Nevertheless, for last year's Beethoven 9, with Rattle and the Berlin Philharmonic, apparently the queue stretched round the corner onto Prince Consort Road by 9am on a Sunday morning, and with this year's performance on a Saturday, and with Kurt Masur and the London Philharmonic, it was sure to be popular.

In the end, kharin and I arrived at lunch time to find ourselves in the first ten. The queue built slowly but surely. Miss Marple (and here I am thinking Margaret Rutherford, rather than Joan Hickson) joined next to us, though she spent much of the time chatting to her friends in the season ticket queue. Next, a retired teacher from Oxford. Some tourists were amazed to see people queueing for several hours; later on, some tourists were equally amazed when told by the stewards that their chances were slim, as some people had been queueing for several hours.

The first half was a UK premiere: The Light of the End by Sofia Gubaidulina. The work varied in mood, mainly dark and austere, with the use of natural harmonics (rather than the standard tonic scale) giving a curiously ancient air to some of the sounds. Yet in other sections the percussion effects (particularly xylophone and tubular bells) were energetically exciting. I will make an effort to use Radio 3's Listen Again this week for the piece - my initial reaction was positive, but most music benefits from some degree of familiarity.

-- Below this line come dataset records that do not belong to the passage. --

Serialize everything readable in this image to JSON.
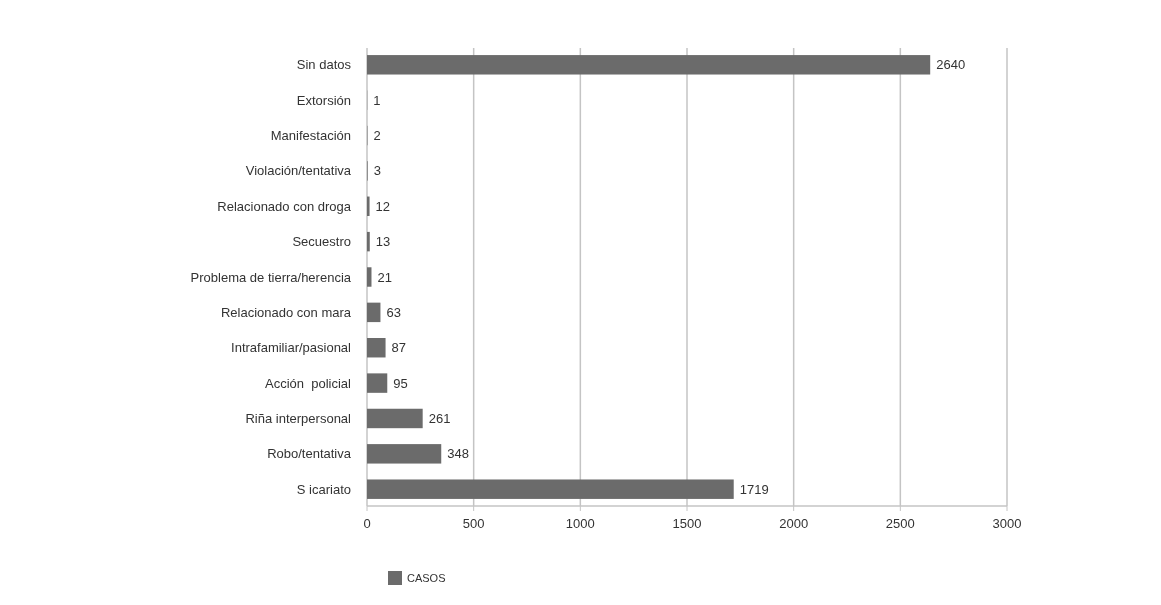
{
  "chart_data": {
    "type": "bar",
    "orientation": "horizontal",
    "categories": [
      "Sin datos",
      "Extorsión",
      "Manifestación",
      "Violación/tentativa",
      "Relacionado con droga",
      "Secuestro",
      "Problema de tierra/herencia",
      "Relacionado con mara",
      "Intrafamiliar/pasional",
      "Acción  policial",
      "Riña interpersonal",
      "Robo/tentativa",
      "S icariato"
    ],
    "series": [
      {
        "name": "CASOS",
        "color": "#6b6b6b",
        "values": [
          2640,
          1,
          2,
          3,
          12,
          13,
          21,
          63,
          87,
          95,
          261,
          348,
          1719
        ]
      }
    ],
    "xlim": [
      0,
      3000
    ],
    "xticks": [
      0,
      500,
      1000,
      1500,
      2000,
      2500,
      3000
    ],
    "grid": "x",
    "legend": "bottom",
    "data_labels": true
  }
}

The second half was Beethoven's Ninth Symphony. Along with Henry Wood's Fantasia on British Sea Songs and Jerusalem, this is the only piece guaranteed to feature in every Proms season (though apparently it has been omitted from time to time). Masur worked the orchestra hard, and to great effect. In the final movement, the massed choirs were glorious, filling the hall with sound. I'm not intending to make this a regular pilgrimage, but it was definitely worth experiencing.